On December 7, 2023, the U.S. Department of Health and Human Services (“HHS”) Office for Civil Rights (“OCR”) announced its first-ever settlement involving a phishing attack under the Health Insurance Portability and Accountability Act (“HIPAA”) Rules. The recent settlement is with Lafourche Medical Group (“LMG”). LMG is a medical group in Louisiana specializing in emergency medicine, occupational medicine, and laboratory testing. The settlement with LMG resolves an investigation of a May 2021 phishing attack that affected the electronic protected health information (“ePHI”) of over 34,000 individuals.
As stated in the Resolution Agreement, HHS received a breach notification report on May 28, 2021, filed by LMG as required by 45 C.F.R. § 164.408. The breach notification report indicated LMG learned that an unauthorized individual gained access to the email accounts of one of LMG’s owners through a phishing attack. In general, “phishing” is a method of cybersecurity fraud whereby the bad actor poses as a trustworthy or credible source to convince individuals to disclose sensitive or personal information via electronic means, such as email. LMG concluded that the email account contained patients’ protected health information (“PHI”), but was unable to identify the affected patients. As a result, LMG notified all of its patients, approximately 34,862, of the incident.

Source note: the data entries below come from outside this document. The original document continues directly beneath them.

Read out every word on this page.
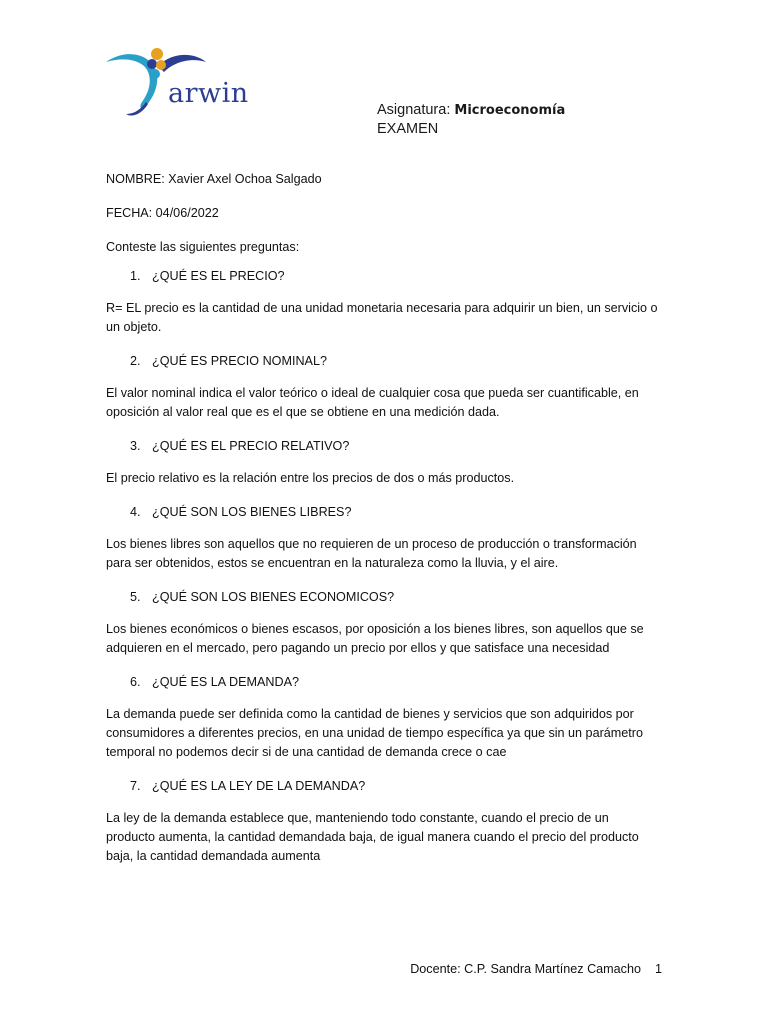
arwin
Asignatura: Microeconomía
EXAMEN

NOMBRE: Xavier Axel Ochoa Salgado

FECHA: 04/06/2022

Conteste las siguientes preguntas:

1. ¿QUÉ ES EL PRECIO?

R= EL precio es la cantidad de una unidad monetaria necesaria para adquirir un bien, un servicio o

un objeto.

2. ¿QUÉ ES PRECIO NOMINAL?

El valor nominal indica el valor teórico o ideal de cualquier cosa que pueda ser cuantificable, en

oposición al valor real que es el que se obtiene en una medición dada.

3. ¿QUÉ ES EL PRECIO RELATIVO?

El precio relativo es la relación entre los precios de dos o más productos.

4. ¿QUÉ SON LOS BIENES LIBRES?

Los bienes libres son aquellos que no requieren de un proceso de producción o transformación

para ser obtenidos, estos se encuentran en la naturaleza como la lluvia, y el aire.

5. ¿QUÉ SON LOS BIENES ECONOMICOS?

Los bienes económicos o bienes escasos, por oposición a los bienes libres, son aquellos que se

adquieren en el mercado, pero pagando un precio por ellos y que satisface una necesidad

6. ¿QUÉ ES LA DEMANDA?

La demanda puede ser definida como la cantidad de bienes y servicios que son adquiridos por

consumidores a diferentes precios, en una unidad de tiempo específica ya que sin un parámetro

temporal no podemos decir si de una cantidad de demanda crece o cae

7. ¿QUÉ ES LA LEY DE LA DEMANDA?

La ley de la demanda establece que, manteniendo todo constante, cuando el precio de un

producto aumenta, la cantidad demandada baja, de igual manera cuando el precio del producto

baja, la cantidad demandada aumenta

Docente: C.P. Sandra Martínez Camacho 1
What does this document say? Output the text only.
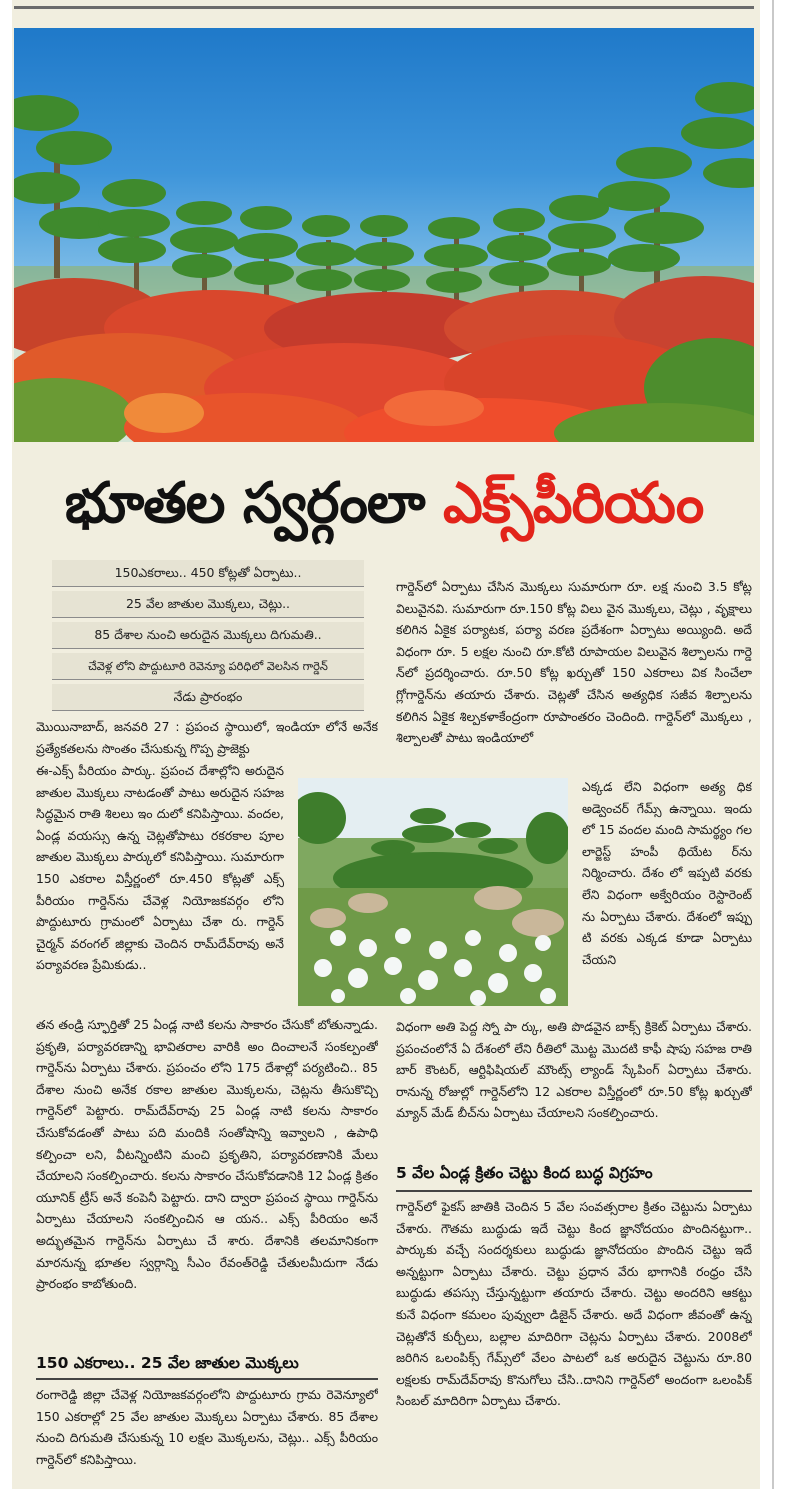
భూతల స్వర్గంలా ఎక్స్‌పీరియం
150ఎకరాలు.. 450 కోట్లతో ఏర్పాటు..
25 వేల జాతుల మొక్కలు, చెట్లు..
85 దేశాల నుంచి అరుదైన మొక్కలు దిగుమతి..
చేవెళ్ల లోని పొద్దుటూరి రెవెన్యూ పరిధిలో వెలసిన గార్డెన్
నేడు ప్రారంభం
మొయినాబాద్, జనవరి 27 : ప్రపంచ స్థాయిలో, ఇండియా లోనే అనేక ప్రత్యేకతలను సొంతం చేసుకున్న గొప్ప ప్రాజెక్టు
ఈ-ఎక్స్ పీరియం పార్కు. ప్రపంచ దేశాల్లోని అరుదైన జాతుల మొక్కలు నాటడంతో పాటు అరుదైన సహజ సిద్ధమైన రాతి శిలలు ఇం దులో కనిపిస్తాయి. వందల, ఏండ్ల వయస్సు ఉన్న చెట్లతోపాటు రకరకాల పూల జాతుల మొక్కలు పార్కులో కనిపిస్తాయి. సుమారుగా 150 ఎకరాల విస్తీర్ణంలో రూ.450 కోట్లతో ఎక్స్ పీరియం గార్డెన్‌ను చేవెళ్ల నియోజకవర్గం లోని పొద్దుటూరు గ్రామంలో ఏర్పాటు చేశా రు. గార్డెన్ చైర్మన్ వరంగల్ జిల్లాకు చెందిన రామ్‌దేవ్‌రావు అనే పర్యావరణ ప్రేమికుడు..
తన తండ్రి స్ఫూర్తితో 25 ఏండ్ల నాటి కలను సాకారం చేసుకో బోతున్నాడు. ప్రకృతి, పర్యావరణాన్ని భావితరాల వారికి అం దించాలనే సంకల్పంతో గార్డెన్‌ను ఏర్పాటు చేశారు. ప్రపంచం లోని 175 దేశాల్లో పర్యటించి.. 85 దేశాల నుంచి అనేక రకాల జాతుల మొక్కలను, చెట్లను తీసుకొచ్చి గార్డెన్‌లో పెట్టారు. రామ్‌దేవ్‌రావు 25 ఏండ్ల నాటి కలను సాకారం చేసుకోవడంతో పాటు పది మందికి సంతోషాన్ని ఇవ్వాలని , ఉపాధి కల్పించా లని, వీటన్నింటిని మంచి ప్రకృతిని, పర్యావరణానికి మేలు చేయాలని సంకల్పించారు. కలను సాకారం చేసుకోవడానికి 12 ఏండ్ల క్రితం యూనిక్ ట్రీస్ అనే కంపెనీ పెట్టారు. దాని ద్వారా ప్రపంచ స్థాయి గార్డెన్‌ను ఏర్పాటు చేయాలని సంకల్పించిన ఆ యన.. ఎక్స్ పీరియం అనే అద్భుతమైన గార్డెన్‌ను ఏర్పాటు చే శారు. దేశానికి తలమానికంగా మారనున్న భూతల స్వర్గాన్ని సీఎం రేవంత్‌రెడ్డి చేతులమీదుగా నేడు ప్రారంభం కాబోతుంది.
150 ఎకరాలు.. 25 వేల జాతుల మొక్కలు
రంగారెడ్డి జిల్లా చేవెళ్ల నియోజకవర్గంలోని పొద్దుటూరు గ్రామ రెవెన్యూలో 150 ఎకరాల్లో 25 వేల జాతుల మొక్కలు ఏర్పాటు చేశారు. 85 దేశాల నుంచి దిగుమతి చేసుకున్న 10 లక్షల మొక్కలను, చెట్లు.. ఎక్స్ పీరియం గార్డెన్‌లో కనిపిస్తాయి.
గార్డెన్‌లో ఏర్పాటు చేసిన మొక్కలు సుమారుగా రూ. లక్ష నుంచి 3.5 కోట్ల విలువైనవి. సుమారుగా రూ.150 కోట్ల విలు వైన మొక్కలు, చెట్లు , వృక్షాలు కలిగిన ఏకైక పర్యాటక, పర్యా వరణ ప్రదేశంగా ఏర్పాటు అయ్యింది. అదే విధంగా రూ. 5 లక్షల నుంచి రూ.కోటి రూపాయల విలువైన శిల్పాలను గార్డె న్‌లో ప్రదర్శించారు. రూ.50 కోట్ల ఖర్చుతో 150 ఎకరాలు విక సించేలా గ్లోగార్డెన్‌ను తయారు చేశారు. చెట్లతో చేసిన అత్యధిక సజీవ శిల్పాలను కలిగిన ఏకైక శిల్పకళాకేంద్రంగా రూపాంతరం చెందింది. గార్డెన్‌లో మొక్కలు , శిల్పాలతో పాటు ఇండియాలో
ఎక్కడ లేని విధంగా అత్య ధిక అడ్వెంచర్ గేమ్స్ ఉన్నాయి. ఇందు లో 15 వందల మంది సామర్థ్యం గల లార్జెస్ట్ హంపీ థియేట ర్‌ను నిర్మించారు. దేశం లో ఇప్పటి వరకు లేని విధంగా అక్వేరియం రెస్టారెంట్ ను ఏర్పాటు చేశారు. దేశంలో ఇప్పు టి వరకు ఎక్కడ కూడా ఏర్పాటు చేయని
విధంగా అతి పెద్ద స్నో పా ర్కు, అతి పొడవైన బాక్స్ క్రికెట్ ఏర్పాటు చేశారు. ప్రపంచంలోనే ఏ దేశంలో లేని రీతిలో మొట్ట మొదటి కాఫీ షాపు సహజ రాతి బార్ కౌంటర్, ఆర్టిఫిషియల్ మౌంట్స్ ల్యాండ్ స్కేపింగ్ ఏర్పాటు చేశారు. రానున్న రోజుల్లో గార్డెన్‌లోని 12 ఎకరాల విస్తీర్ణంలో రూ.50 కోట్ల ఖర్చుతో మ్యాన్ మేడ్ బీచ్‌ను ఏర్పాటు చేయాలని సంకల్పించారు.
5 వేల ఏండ్ల క్రితం చెట్టు కింద బుద్ధ విగ్రహం
గార్డెన్‌లో ఫైకస్ జాతికి చెందిన 5 వేల సంవత్సరాల క్రితం చెట్టును ఏర్పాటు చేశారు. గౌతమ బుద్ధుడు ఇదే చెట్టు కింద జ్ఞానోదయం పొందినట్టుగా.. పార్కుకు వచ్చే సందర్శకులు బుద్ధుడు జ్ఞానోదయం పొందిన చెట్టు ఇదే అన్నట్టుగా ఏర్పాటు చేశారు. చెట్టు ప్రధాన వేరు భాగానికి రంధ్రం చేసి బుద్ధుడు తపస్సు చేస్తున్నట్టుగా తయారు చేశారు. చెట్టు అందరిని ఆకట్టు కునే విధంగా కమలం పువ్వులా డిజైన్ చేశారు. అదే విధంగా జీవంతో ఉన్న చెట్లతోనే కుర్చీలు, బల్లాల మాదిరిగా చెట్లను ఏర్పాటు చేశారు. 2008లో జరిగిన ఒలంపిక్స్ గేమ్స్‌లో వేలం పాటలో ఒక అరుదైన చెట్టును రూ.80 లక్షలకు రామ్‌దేవ్‌రావు కొనుగోలు చేసి..దానిని గార్డెన్‌లో అందంగా ఒలంపిక్ సింబల్ మాదిరిగా ఏర్పాటు చేశారు.
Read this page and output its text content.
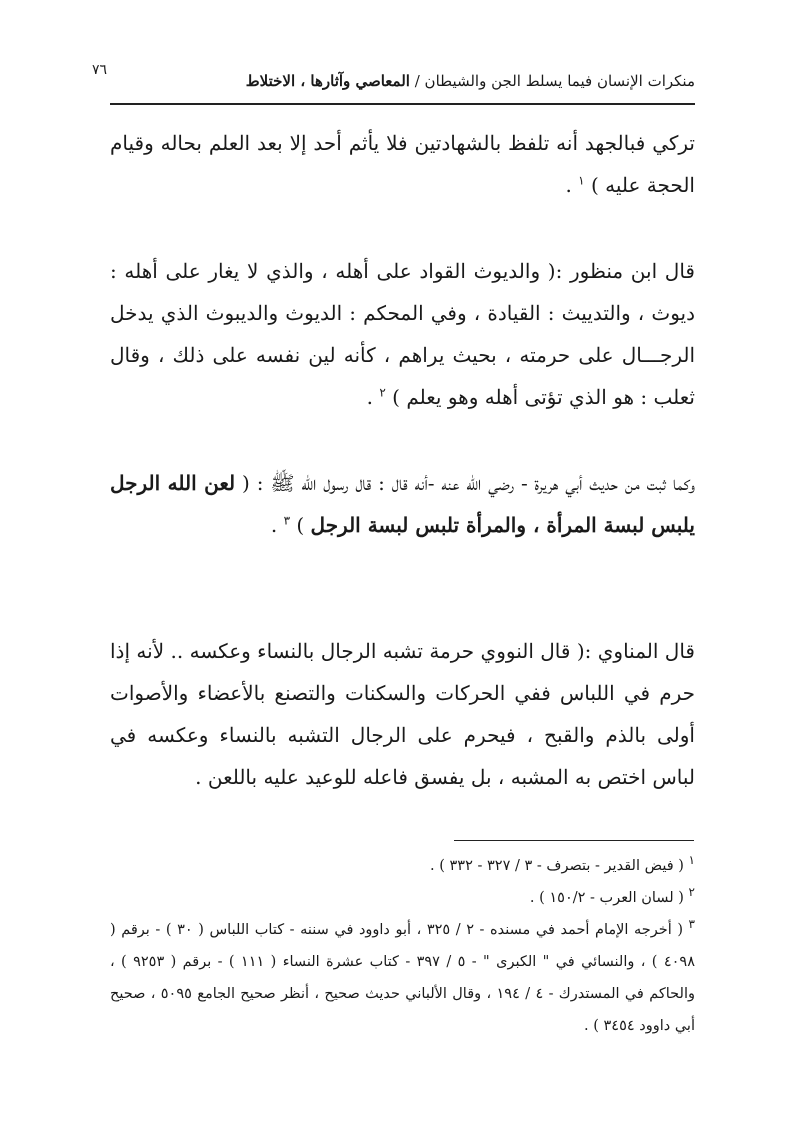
٧٦
منكرات الإنسان فيما يسلط الجن والشيطان / المعاصي وآثارها ، الاختلاط

تركي فبالجهد أنه تلفظ بالشهادتين فلا يأثم أحد إلا بعد العلم بحاله وقيام الحجة عليه ) $^١$ .

قال ابن منظور :( والديوث القواد على أهله ، والذي لا يغار على أهله : ديوث ، والتدييث : القيادة ، وفي المحكم : الديوث والديبوث الذي يدخل الرجـــال على حرمته ، بحيث يراهم ، كأنه لين نفسه على ذلك ، وقال ثعلب : هو الذي تؤتى أهله وهو يعلم ) $^٢$ .

وكما ثبت من حديث أبي هريرة - رضي الله عنه -أنه قال : قال رسول الله ﷺ : ( لعن الله الرجل يلبس لبسة المرأة ، والمرأة تلبس لبسة الرجل ) $^٣$ .

قال المناوي :( قال النووي حرمة تشبه الرجال بالنساء وعكسه .. لأنه إذا حرم في اللباس ففي الحركات والسكنات والتصنع بالأعضاء والأصوات أولى بالذم والقبح ، فيحرم على الرجال التشبه بالنساء وعكسه في لباس اختص به المشبه ، بل يفسق فاعله للوعيد عليه باللعن .

$^١$ ( فيض القدير - بتصرف - ٣ / ٣٢٧ - ٣٣٢ ) .

$^٢$ ( لسان العرب - ١٥٠/٢ ) .

$^٣$ ( أخرجه الإمام أحمد في مسنده - ٢ / ٣٢٥ ، أبو داوود في سننه - كتاب اللباس ( ٣٠ ) - برقم ( ٤٠٩٨ ) ، والنسائي في " الكبرى " - ٥ / ٣٩٧ - كتاب عشرة النساء ( ١١١ ) - برقم ( ٩٢٥٣ ) ، والحاكم في المستدرك - ٤ / ١٩٤ ، وقال الألباني حديث صحيح ، أنظر صحيح الجامع ٥٠٩٥ ، صحيح أبي داوود ٣٤٥٤ ) .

Investigation and Settlement
In January 2022, HHS notified LMG of its intent to investigate LMG’s compliance with the HIPAA Privacy, Security, and Breach Notification Rules. Through its investigation, HHS alleged that, prior to the 2023 security incident, LMG never conducted a Security Rule risk analysis or implemented procedures to regularly review records of information system activity.
As part of this resolution agreement, LMG agreed to pay $480,000 to OCR and to implement a corrective action plan that will be monitored by OCR for two years. As part of the corrective action plan, LMG will:
- prepare, document, implement, and annually review a security management process to reduce risks to ePHI;
- develop, maintain, and revise, as necessary, written polies and procedures to comply with HIPAA;
- distribute the policies and procedures to all workforce members and obtain signatures from each member stating that the member has read, understood, and will abide by the polices; and
- provide training on HIPAA policies and procedures to all workforce members who have access to patients’ PHI.
This resolution agreement is the first resolution between OCR and a covered entity due to a phishing incident. The publication of this resolution agreement is consistent with OCR’s recent stated enforcement priorities, which includes emphasis on security matters. Covered entities can take proactive measures to mitigate the risk of noncompliance and subsequent OCR investigation by taking some of the steps outlined in the LMG corrective action plan, including ensuring a cohesive approach to conducting security risk analysis and developing comprehensive policies and procedures to comply with HIPAA and safeguard patient PHI. Further, this resolution agreement underscores the criticality of good data hygiene practices and strong workforce training. This settlement is notable, in part, because LMG was unable to limit the universe of affected individuals to a specific group of its patients. This reminds other covered entities to ensure they limit access, know what is stored where, and train their workforce to remain vigilant for the ever-increasing (and increasingly sophisticated) phishing attacks launched at healthcare providers and their staff.